Just like the M10 rules changes in Magic: the Gathering a couple of years ago:
"Oh, guess I missed that change for M10."
"Actually, that's been a rule for the last 15 years."
What funny people gamers can be. ;)
| Orange D20 of Death |
Wow... Don't I feel like the boob now! For just taking the word of a DM a few years back. I just checked some older books and see you are correct. Guess that's what happens when you just take the word of the person running the game. Funny to... because I thought it sounded off at the time but the counter argument was along the lines of "Then why do they have a hide from undead spell!?" and I just kind of let it go. Now that I'm running games I like to make sure I'm playing correct. Thanks for the info!
| cwslyclgh |
Don't feel to bad, that argument has existed since 1e AD&D (with the invisibility to undead spell) and it was not a correct argument even back then.

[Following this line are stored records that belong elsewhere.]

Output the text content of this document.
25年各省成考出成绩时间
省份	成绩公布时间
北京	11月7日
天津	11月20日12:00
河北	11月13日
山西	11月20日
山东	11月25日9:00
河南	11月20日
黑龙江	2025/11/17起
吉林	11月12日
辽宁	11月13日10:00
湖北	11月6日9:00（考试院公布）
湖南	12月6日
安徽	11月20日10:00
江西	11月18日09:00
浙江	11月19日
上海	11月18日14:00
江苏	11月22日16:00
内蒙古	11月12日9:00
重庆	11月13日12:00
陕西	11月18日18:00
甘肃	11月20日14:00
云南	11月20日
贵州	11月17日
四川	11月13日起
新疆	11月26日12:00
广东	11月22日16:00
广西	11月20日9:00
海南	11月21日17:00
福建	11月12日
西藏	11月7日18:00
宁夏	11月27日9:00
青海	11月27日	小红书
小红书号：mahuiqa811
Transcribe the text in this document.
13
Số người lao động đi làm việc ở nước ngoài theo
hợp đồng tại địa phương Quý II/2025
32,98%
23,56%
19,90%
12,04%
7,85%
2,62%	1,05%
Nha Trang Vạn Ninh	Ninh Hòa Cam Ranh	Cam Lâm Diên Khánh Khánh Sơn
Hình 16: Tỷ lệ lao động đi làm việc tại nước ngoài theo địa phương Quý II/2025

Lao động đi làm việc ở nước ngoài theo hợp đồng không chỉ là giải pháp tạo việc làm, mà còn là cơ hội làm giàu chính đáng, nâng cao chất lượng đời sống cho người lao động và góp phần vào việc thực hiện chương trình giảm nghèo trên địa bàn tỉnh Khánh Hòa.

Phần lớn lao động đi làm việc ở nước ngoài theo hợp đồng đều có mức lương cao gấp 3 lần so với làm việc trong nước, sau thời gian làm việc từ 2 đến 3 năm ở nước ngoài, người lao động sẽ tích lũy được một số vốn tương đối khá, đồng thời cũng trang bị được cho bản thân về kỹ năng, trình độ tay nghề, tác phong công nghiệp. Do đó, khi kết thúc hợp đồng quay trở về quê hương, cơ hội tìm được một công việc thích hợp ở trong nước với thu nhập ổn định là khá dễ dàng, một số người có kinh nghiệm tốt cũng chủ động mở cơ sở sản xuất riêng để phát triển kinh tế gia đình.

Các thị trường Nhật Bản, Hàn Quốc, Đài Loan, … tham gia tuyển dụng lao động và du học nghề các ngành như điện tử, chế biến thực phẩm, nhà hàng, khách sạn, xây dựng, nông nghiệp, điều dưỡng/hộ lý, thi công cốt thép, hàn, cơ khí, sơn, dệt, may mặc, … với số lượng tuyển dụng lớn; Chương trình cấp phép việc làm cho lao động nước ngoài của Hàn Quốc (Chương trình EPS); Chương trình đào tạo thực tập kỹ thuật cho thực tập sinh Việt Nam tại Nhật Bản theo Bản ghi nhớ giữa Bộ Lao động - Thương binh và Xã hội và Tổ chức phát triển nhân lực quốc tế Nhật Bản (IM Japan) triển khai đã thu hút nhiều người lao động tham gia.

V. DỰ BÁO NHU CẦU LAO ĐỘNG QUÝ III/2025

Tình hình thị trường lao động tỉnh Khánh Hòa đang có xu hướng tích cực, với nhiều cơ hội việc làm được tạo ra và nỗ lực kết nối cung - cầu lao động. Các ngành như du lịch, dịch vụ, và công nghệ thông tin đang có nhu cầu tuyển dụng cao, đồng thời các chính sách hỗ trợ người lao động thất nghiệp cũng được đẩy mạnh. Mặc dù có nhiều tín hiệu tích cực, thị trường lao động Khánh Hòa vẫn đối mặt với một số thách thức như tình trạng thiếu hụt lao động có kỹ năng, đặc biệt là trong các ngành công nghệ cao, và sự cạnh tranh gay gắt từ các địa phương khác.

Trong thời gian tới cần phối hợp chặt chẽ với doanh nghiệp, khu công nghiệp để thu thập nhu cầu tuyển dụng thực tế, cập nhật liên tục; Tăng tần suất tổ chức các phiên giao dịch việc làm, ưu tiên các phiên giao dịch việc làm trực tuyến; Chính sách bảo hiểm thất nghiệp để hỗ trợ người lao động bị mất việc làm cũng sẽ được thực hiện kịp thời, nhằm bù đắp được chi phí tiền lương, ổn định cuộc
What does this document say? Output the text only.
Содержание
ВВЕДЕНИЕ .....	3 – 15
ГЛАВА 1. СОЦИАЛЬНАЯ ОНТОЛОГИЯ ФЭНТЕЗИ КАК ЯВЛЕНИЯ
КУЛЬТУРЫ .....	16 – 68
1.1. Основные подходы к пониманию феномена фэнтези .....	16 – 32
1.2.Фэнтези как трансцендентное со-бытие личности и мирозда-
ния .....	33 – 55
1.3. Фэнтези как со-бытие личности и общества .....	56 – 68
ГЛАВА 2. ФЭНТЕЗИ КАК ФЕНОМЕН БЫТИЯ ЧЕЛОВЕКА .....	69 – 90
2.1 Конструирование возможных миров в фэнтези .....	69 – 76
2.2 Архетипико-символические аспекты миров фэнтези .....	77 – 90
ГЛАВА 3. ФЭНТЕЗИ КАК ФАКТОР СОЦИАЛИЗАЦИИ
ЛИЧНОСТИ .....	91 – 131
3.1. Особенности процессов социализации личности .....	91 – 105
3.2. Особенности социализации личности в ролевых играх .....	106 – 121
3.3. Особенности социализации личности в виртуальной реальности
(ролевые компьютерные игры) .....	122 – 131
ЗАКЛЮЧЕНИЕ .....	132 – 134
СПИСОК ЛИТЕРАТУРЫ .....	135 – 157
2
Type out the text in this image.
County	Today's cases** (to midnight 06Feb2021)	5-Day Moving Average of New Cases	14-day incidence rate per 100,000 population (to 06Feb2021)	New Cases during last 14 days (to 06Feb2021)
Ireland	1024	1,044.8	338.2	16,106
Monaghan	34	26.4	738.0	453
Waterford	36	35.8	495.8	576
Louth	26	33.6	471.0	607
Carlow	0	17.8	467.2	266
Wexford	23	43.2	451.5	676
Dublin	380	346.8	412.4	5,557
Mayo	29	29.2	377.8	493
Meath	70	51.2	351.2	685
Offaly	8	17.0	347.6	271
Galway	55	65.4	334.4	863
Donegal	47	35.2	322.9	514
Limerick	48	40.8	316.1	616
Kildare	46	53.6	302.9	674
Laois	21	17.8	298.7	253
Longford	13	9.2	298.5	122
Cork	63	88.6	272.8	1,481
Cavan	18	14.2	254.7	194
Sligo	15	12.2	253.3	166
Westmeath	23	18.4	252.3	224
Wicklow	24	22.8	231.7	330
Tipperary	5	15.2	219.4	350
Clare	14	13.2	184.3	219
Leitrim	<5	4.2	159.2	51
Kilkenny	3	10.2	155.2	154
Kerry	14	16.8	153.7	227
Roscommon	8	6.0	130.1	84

For future reference that argument that the spell hide from undead precludes the use of invisibility against undead is a logical fallacy, it is a non sequitor. It is like constructing the argument that 'arsenic can be used to poison a person, there for strychnine is not poisonous to people' or even 'arsenic can be used to poison a person, there for strychnine is poisonous to people' Both are invalid arguments (even though both statements in the second one is factually true) because whether arsenic and strychnine are poisonous or not have no causal relationship to each other.
Also never feel bad to ask questions, even if they turn out to be easily answered or based upon wrong assumptions, questioning is how we learn.